Black Americans have made many significant contributions to healthcare, revolutionizing the field, and improving health outcomes for many. In February, when we celebrate Black History Month, it is crucial to highlight these trailblazers who are shaping the future of healthcare and will be remembered as heroes by future generations. Their dedication, innovation, and commitment to advancing health equity serve as an inspiration for all and emphasize the importance of diversity and representation in the healthcare industry. This is truly something to celebrate and share this month and always, with the Black Americans who are dedicated to health excellence.

In 2019, Dr. Patrice A. Harris became the first African American woman to hold the position of President of the American Medical Association (AMA). She has been a vocal advocate for addressing health disparities and promoting mental health awareness, making significant strides in improving healthcare access and quality for marginalized communities. Dr. Harris’ leadership was instrumental during the COVID-19 pandemic where she advocated for communities of color, sharing on the AMA website, “The stakes for abandoning care are especially high for communities of color. Decades of mistrust, structural inequities, and outright racism in and outside our health system have resulted in higher rates of heart disease, diabetes, obesity, and other chronic conditions that make these communities more vulnerable to COVID-19.” Her leadership and accolades serve as an inspiration to all but especially young Black girls.

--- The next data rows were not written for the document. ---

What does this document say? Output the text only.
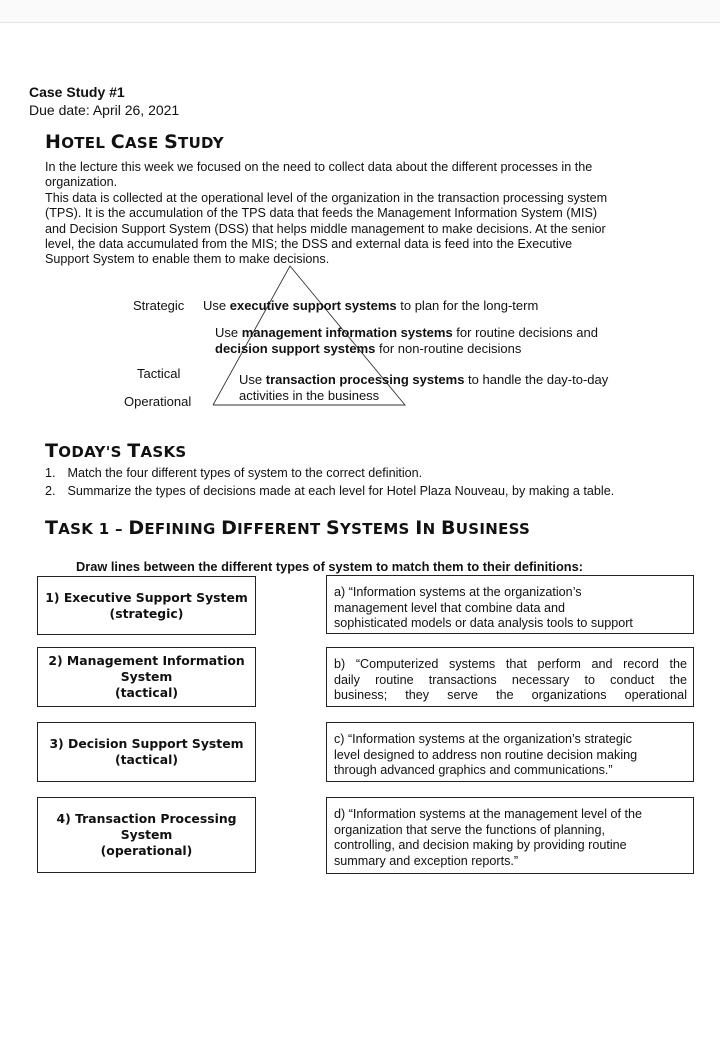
Case Study #1
Due date: April 26, 2021
HOTEL CASE STUDY
In the lecture this week we focused on the need to collect data about the different processes in the
organization.
This data is collected at the operational level of the organization in the transaction processing system
(TPS). It is the accumulation of the TPS data that feeds the Management Information System (MIS)
and Decision Support System (DSS) that helps middle management to make decisions. At the senior
level, the data accumulated from the MIS; the DSS and external data is feed into the Executive
Support System to enable them to make decisions.
Strategic Use executive support systems to plan for the long-term
Use management information systems for routine decisions and
decision support systems for non-routine decisions
Tactical	Use transaction processing systems to handle the day-to-day
activities in the business
Operational
TODAY'S TASKS
1. Match the four different types of system to the correct definition.
2. Summarize the types of decisions made at each level for Hotel Plaza Nouveau, by making a table.
TASK 1 – DEFINING DIFFERENT SYSTEMS IN BUSINESS
Draw lines between the different types of system to match them to their definitions:
1) Executive Support System
(strategic)
2) Management Information
System
(tactical)
3) Decision Support System
(tactical)
4) Transaction Processing
System
(operational)
a) “Information systems at the organization’s
management level that combine data and
sophisticated models or data analysis tools to support
b) “Computerized systems that perform and record the
daily routine transactions necessary to conduct the
business; they serve the organizations operational
c) “Information systems at the organization’s strategic
level designed to address non routine decision making
through advanced graphics and communications.”
d) “Information systems at the management level of the
organization that serve the functions of planning,
controlling, and decision making by providing routine
summary and exception reports.”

Dr. Regina Benjamin is another inspiration who served as the 18th Surgeon General of the United States from 2009 to 2013. On her website, where she is photographed with former President Barack Obama, she says, “My goal was to create a grassroots movement, to change our healthcare system from one focused on sickness and disease to a system focused on wellness and prevention.” In addition, Dr. Benjamin is a well-awarded woman! She was awarded a MacArthur Fellowship, also known as the “Genius Grant,” for her work as a family physician and her dedication to improving healthcare access in underserved communities. She received the National Caring Award in recognition of her commitment to addressing health disparities among minority populations. She was honored with the Nelson Mandela Award for Health and Human Rights, The American Medical Association’s Dr. Nathan Davis Award for Outstanding Government Service, The National Coalition of 100 Black Women’s Candace Award, and many other accolades. She’s a woman who has helped change our country’s health for the better, making history over and over.

Dr. Aletha Maybank is a leading voice in advancing health equity and addressing social determinants of health. As the Chief Health Equity Officer and Senior Vice President at the American Medical Association, Dr. Maybank works tirelessly to dismantle systemic barriers to healthcare access and promote inclusivity in medical education and practice making her another health hero with a commitment to excellence. In an article on when asked how she defines “health equity,” Dr. Maybank said, “The definition I tend to use is ensuring that all people have the conditions, power, resources, and opportunities needed to achieve optimal health. For me, the process of achieving health equity comes down to three things. The first is valuing people equally. The second is recognizing and rectifying the historical context of the injustices, including the decisions, policies, and practices that produced them. The third is looking at how to provide resources according to a person’s needs and strengths.”

Dr. Nadine Burke Harris, California’s first Surgeon General appointed in 2019, has been a pioneer in recognizing and addressing childhood trauma as a public health issue. Her groundbreaking work on adverse childhood experiences (ACES) has reshaped how healthcare providers approach pediatric care and mental health interventions. In a time where teachers, social workers, pastors, and many public servants are learning about trauma and ACES, doctors like Dr. Harris have helped pave the way to make this a priority with solutions not lip service to our youth.

These are just four of so many amazing and glass-ceiling-breaking Black American Women. People we may not know about, hear about or think about. People who have changed healthcare opened doors to health access, and changed how we approach humanity as a whole. As we reflect on these extraordinary individuals during Black History Month, it is vital to continue amplifying their stories and contributions throughout the year. How will you do your part? What stories will you share? What research will you do to learn something new or help to educate yourself and those around you about our Black history? This month is about honoring the contributions and sacrifices of Black Americans who have helped to shape the nation, celebrating the rich cultural heritage and triumphs, and acknowledging the adversities that are an enduring part of our country’s history. A large part of this month is learning, growing, and of course, celebrating. Today we are celebrating Black American health excellence.